Gus Grissom, one of the astronauts on Apollo 1, was the second American in space, a major contributor to the Gemini program, and slated to be the first human to set foot on the moon.

 I was in high school when John Glenn became the first American to orbit the earth, the next Mercury mission after Grissom.  I was editor of my high school newspaper, and from a magazine I copped a photo of the seven astronauts with Alan Shepard (the first American in space), Grissom and Glenn together at the end,  clipped everybody off except those three, and printed it with a brief celebratory story.  I sent copies of the story to all three.  All three replied in some fashion.  Grissom sent a letter and enclosed the clipping I'd sent.  At first I was taken aback, until I noticed that under each figure in the photo was a signature.  He not only signed it himself, but got Shepard and Glenn to sign it as well.

Each of these disasters had causes both mundane and mysterious.  Apollo 1 had a number of fairly outrageous design flaws that combined to seal the fate of the astronauts, but the actual source of the fire itself was never found.  Columbia's fate was sealed by what current astronaut Mark Kelly describes in his memorial this week as "a pizza box-sized piece of insulating foam" that had flaked off the spacecraft, dooming its re-entry.

The Challenger disaster, attributed to tiny O rings that failed because of the cold during launch (although that's been disputed since), had the most protracted and public evaluation.  I followed it and wrote about it at the time, but until I read this article last week I was unaware that politics may have played a part--President Reagan reputedly wanted to refer to the teacher in space during his State of the Union address, so Challenger was launched despite the engineers who pleaded for a postponement because of the cold.

If there is anything in common in the causes of these disasters, it might be the flaws in communication and decision-making at least as much as technical flaws.  Each catastrophe resulted in better spacecraft and procedures.  But all three were avoidable, and so even as we remember the fine people who were lost, these disasters should haunt the process as it continues.  With the necessary audacity, we need humility.


The Iowa caucuses gave some definition to the GOPer field, though in fact it doesn't much matter which candidate emerges--they're all frightening bigots, blowhards and incompetents.  But Trump unexpectedly lost--he very nearly slipped to third place--and although no one else is saying it yet, I believe his failure to debate played a role.  Update: Actually, now Trump is saying it.

Ted Cruz won on organizing Evangelicals, but he is likely to come in no better than third in New Hampshire, and who knows from there.

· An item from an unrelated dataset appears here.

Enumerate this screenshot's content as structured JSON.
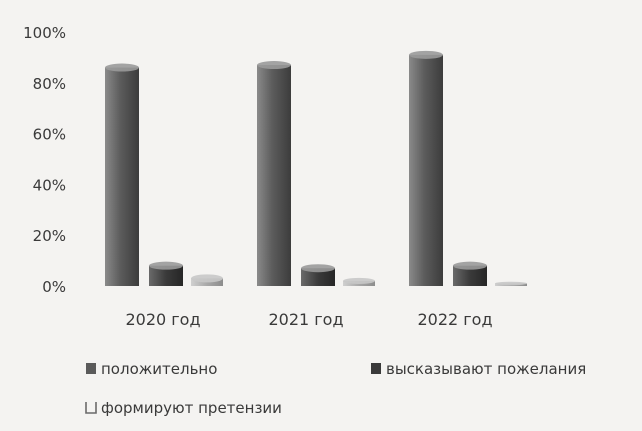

The reaction today is to wonder if the Trump is all trumpery, an image inflated by entertainment value, that may deflate like (in Frank Rich's phrase) a big fat balloon. But it's likely that there are now three viable GOPer candidates and though the order may change (in New Hampshire my guess is Trump, Rubio, Cruz--although a fourth could sneak in somewhere there, i.e. Kasich is popular) that's likely to be the race.

Hillary Clinton escaped Iowa with a very close win, while Bernie Sanders demonstrated both the weaknesses in her candidacy and the future of the Dems, as Eric Levitz argues persuasively in New York magazine online.  This bodes well for those who believe that corporate capitalism as it is currently constructed is unable to effect the changes necessary longterm to address the climate crisis.  As well as Sanders actual key issue, the increasingly debilitating gap between the rich few and the many left behind.

Yet that future is not now, and Hillary is the electable present, the alternative to GOPer apocalypse with one of these dangerous idiots in the White House together with a GOPer House and Senate.  The spectre of Sanders as Nader is too scary to dismiss, though there are a lot of primaries to go.

The scariest possibility broached so far is quoted in the Frank Rich piece, in which her email situation leads to an indictment or special prosecutor, after the Dem convention in the summer.  If there's anything the electorate wants to avoid, it's another Clinton pursued by another special prosecutor.  In which case, welcome to the American apocalypse.